L Network Blocking DC

Discussion in 'Homework Help' started by phil3992, Apr 20, 2014.

  1. phil3992

    Thread Starter New Member

    Apr 20, 2014
    Hi, I am currently revising for my finals. With this question all I can find is the answer of what an non blocking L network would be. The information that is given is as follows: f =10MHz, L1=0.318uH rs =50Ω & rl= 250Ω.

    The given design looks like this:


    This is what I have done to find the unblocking L network:

    L = xl/2Pif

    xl = RL/Q

    Q= Squ root of RLarger/ rsmaller - 1

    Q = 2 xl= 125 so L = 1.99uH

    From this i found C 1/2piFXL

    Making non blocking 127.32pF

    I know this is correct for non blocking but for the life of me i cannot find blocking value for C.

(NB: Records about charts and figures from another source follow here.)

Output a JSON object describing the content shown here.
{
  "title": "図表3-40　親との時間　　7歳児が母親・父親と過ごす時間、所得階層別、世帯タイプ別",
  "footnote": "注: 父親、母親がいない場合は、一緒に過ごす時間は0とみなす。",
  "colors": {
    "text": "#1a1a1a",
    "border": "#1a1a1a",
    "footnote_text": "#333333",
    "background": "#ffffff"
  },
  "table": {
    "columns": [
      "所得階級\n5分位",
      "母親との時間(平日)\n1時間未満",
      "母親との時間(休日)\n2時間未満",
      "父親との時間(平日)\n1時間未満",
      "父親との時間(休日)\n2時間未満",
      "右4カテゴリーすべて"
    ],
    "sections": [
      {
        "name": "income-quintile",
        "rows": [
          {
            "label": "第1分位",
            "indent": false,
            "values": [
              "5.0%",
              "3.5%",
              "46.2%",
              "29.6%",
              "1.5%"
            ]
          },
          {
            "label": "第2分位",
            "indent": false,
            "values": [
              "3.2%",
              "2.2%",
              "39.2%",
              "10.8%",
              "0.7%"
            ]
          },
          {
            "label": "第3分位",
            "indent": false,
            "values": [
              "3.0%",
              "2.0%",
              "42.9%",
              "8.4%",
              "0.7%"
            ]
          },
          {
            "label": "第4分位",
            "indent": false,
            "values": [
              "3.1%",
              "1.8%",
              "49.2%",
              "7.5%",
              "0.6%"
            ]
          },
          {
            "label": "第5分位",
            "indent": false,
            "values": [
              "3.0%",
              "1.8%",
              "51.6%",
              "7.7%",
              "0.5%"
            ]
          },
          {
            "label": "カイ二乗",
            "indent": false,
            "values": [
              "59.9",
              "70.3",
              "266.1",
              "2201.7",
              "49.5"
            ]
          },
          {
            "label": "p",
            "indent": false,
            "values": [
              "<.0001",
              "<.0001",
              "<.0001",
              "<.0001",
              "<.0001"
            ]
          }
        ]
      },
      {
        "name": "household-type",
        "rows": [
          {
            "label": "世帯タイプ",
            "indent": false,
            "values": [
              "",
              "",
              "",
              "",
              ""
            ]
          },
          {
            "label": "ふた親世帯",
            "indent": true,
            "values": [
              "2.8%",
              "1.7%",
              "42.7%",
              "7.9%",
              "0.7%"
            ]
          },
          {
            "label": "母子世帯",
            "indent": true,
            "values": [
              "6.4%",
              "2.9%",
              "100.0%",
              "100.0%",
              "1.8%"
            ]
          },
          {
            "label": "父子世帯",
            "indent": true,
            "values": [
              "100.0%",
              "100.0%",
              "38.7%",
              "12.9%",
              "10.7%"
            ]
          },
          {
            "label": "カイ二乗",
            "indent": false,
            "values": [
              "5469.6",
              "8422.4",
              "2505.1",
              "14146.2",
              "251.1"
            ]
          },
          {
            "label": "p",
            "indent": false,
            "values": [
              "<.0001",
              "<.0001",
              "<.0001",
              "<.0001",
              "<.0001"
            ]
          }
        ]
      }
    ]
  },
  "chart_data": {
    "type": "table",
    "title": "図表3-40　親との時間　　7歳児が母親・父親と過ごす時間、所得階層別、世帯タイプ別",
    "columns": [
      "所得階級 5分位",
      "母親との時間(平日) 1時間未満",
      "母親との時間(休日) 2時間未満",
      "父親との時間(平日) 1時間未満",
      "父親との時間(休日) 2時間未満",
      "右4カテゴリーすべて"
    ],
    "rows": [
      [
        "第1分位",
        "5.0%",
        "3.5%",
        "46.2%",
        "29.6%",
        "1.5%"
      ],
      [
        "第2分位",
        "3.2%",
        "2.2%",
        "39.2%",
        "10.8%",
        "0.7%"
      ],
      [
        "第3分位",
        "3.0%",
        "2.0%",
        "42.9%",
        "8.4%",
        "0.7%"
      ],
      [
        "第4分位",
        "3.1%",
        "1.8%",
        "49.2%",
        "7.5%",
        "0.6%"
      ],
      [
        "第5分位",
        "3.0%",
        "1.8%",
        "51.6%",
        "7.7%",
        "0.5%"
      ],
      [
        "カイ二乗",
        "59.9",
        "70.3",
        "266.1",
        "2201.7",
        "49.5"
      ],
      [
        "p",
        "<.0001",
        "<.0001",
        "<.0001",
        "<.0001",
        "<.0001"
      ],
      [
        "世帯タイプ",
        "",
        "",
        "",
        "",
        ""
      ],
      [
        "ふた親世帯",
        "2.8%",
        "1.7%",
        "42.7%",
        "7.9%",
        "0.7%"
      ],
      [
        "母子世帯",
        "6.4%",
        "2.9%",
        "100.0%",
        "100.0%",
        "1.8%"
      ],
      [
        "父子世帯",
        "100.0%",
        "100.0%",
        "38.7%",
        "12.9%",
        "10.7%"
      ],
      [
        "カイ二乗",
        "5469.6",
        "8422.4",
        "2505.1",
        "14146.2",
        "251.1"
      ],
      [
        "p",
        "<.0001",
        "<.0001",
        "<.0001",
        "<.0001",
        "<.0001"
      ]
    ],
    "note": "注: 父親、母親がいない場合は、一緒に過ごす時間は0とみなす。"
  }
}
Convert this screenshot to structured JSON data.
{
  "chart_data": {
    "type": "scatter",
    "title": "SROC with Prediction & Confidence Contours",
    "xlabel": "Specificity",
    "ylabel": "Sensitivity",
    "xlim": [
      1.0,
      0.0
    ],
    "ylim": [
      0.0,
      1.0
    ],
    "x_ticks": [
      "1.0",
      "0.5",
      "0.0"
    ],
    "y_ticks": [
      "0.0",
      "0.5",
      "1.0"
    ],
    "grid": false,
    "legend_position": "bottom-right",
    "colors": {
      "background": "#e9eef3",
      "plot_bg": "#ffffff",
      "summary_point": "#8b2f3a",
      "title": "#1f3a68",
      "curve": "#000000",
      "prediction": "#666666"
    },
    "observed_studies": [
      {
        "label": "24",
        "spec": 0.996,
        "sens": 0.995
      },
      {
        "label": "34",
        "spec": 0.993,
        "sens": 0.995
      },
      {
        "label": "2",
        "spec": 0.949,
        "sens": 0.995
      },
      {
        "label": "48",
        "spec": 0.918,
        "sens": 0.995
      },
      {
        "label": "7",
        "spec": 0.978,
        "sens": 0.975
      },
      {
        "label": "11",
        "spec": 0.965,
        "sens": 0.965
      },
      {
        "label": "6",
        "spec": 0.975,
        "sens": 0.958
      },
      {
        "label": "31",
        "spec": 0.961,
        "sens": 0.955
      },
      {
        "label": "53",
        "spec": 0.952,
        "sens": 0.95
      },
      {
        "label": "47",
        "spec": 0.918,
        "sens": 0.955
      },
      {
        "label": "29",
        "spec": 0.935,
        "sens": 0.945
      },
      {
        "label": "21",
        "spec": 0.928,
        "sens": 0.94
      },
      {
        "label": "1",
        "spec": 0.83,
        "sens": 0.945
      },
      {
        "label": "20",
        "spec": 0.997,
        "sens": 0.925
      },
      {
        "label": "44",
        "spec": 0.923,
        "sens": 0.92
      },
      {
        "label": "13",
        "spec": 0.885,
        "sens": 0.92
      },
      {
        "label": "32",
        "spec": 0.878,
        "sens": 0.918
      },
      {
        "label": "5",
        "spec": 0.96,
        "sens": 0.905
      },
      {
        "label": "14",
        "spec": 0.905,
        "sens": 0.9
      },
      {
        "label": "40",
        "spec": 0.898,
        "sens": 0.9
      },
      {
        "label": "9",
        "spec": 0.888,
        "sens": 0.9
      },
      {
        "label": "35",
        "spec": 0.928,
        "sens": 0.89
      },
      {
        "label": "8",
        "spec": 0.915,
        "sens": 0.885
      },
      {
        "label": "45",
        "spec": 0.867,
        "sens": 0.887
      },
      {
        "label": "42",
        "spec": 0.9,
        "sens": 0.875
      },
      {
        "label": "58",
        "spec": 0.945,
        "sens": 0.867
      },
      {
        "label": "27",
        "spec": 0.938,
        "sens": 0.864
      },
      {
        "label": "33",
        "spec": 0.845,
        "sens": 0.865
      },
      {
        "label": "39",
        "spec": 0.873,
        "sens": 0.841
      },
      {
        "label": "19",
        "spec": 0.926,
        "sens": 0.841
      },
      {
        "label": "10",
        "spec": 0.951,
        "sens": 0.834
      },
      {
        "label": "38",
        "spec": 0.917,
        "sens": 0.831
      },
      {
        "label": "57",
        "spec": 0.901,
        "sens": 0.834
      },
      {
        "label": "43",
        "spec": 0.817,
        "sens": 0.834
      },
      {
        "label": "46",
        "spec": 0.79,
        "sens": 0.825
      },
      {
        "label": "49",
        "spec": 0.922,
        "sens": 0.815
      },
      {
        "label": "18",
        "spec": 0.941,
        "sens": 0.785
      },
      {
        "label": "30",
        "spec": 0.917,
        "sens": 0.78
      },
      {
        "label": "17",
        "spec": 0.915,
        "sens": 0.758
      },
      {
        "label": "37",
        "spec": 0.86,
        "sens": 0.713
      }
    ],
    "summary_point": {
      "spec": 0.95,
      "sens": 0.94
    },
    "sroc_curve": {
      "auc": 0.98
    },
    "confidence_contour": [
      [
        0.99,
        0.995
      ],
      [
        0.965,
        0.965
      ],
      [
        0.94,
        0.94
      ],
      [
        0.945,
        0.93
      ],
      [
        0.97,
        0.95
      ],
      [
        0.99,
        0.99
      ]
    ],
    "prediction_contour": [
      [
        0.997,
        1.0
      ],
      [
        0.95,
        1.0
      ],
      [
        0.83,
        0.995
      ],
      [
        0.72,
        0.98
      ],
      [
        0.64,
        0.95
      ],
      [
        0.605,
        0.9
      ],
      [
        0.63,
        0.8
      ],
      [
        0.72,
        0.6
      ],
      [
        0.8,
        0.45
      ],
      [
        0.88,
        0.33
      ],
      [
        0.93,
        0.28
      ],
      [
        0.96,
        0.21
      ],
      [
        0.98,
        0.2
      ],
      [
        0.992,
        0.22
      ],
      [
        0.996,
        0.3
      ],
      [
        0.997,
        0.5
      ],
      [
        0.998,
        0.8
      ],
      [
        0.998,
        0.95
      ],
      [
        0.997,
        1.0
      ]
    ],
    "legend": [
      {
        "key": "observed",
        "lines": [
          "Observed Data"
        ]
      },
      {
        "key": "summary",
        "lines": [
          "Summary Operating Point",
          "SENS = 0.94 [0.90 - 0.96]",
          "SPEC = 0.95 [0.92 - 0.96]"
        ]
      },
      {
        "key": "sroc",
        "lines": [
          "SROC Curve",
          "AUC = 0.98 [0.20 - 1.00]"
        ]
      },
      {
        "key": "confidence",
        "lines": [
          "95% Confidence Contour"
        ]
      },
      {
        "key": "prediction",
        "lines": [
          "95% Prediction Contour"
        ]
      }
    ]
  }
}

    I have been given the answer for this being 132.63pF but I don't understand how to get there. My lecturer explained how to do this by the following:

    1. first calculate the reactance of L1,
    2. use a capacitance C1 with the same value of the reactance of L1 to resonant L1.
    3. add the reactance of C1 calculated to the reactance of C2 calculated for the L matching network (without taking into account L1)
    4. finally calculate the final value of the total capacitance of C1 and C2. ( in farads)

    But I am struggling to understand this^^^^

    can someone please explain and show me the process off gaining the value 132.63pF for the blocking as I am totally lost?

    ( Sorry the question is long winded but I wanted to explain what I understand and what I actually need!)
  2. t_n_k

    AAC Fanatic!

    Mar 6, 2009
    The problem I have with the suggested approach is that it provides no insights as to the underlying analytical basis.

    Granted, once you have done the analysis yourself, there may some time economies to be gained in new problems with solutions of the same type, by applying a step-by-step computational algorithm.

    Presumably you are familiar with frequency domain circuit analysis using complex algebra. Draw the entire schematic and derive the equation for the impedance looking into the LHS of the matching network with the 250 ohm load connected. Clearly this impedance will have two unknowns L_match & C_match. But you would be expected to realize that if the matching is working correctly then the aforementioned impedance would be the complex conjugate of the effective source impedance comprising the series equivalent of 50 Ohms and 0.318uH at 10MHz.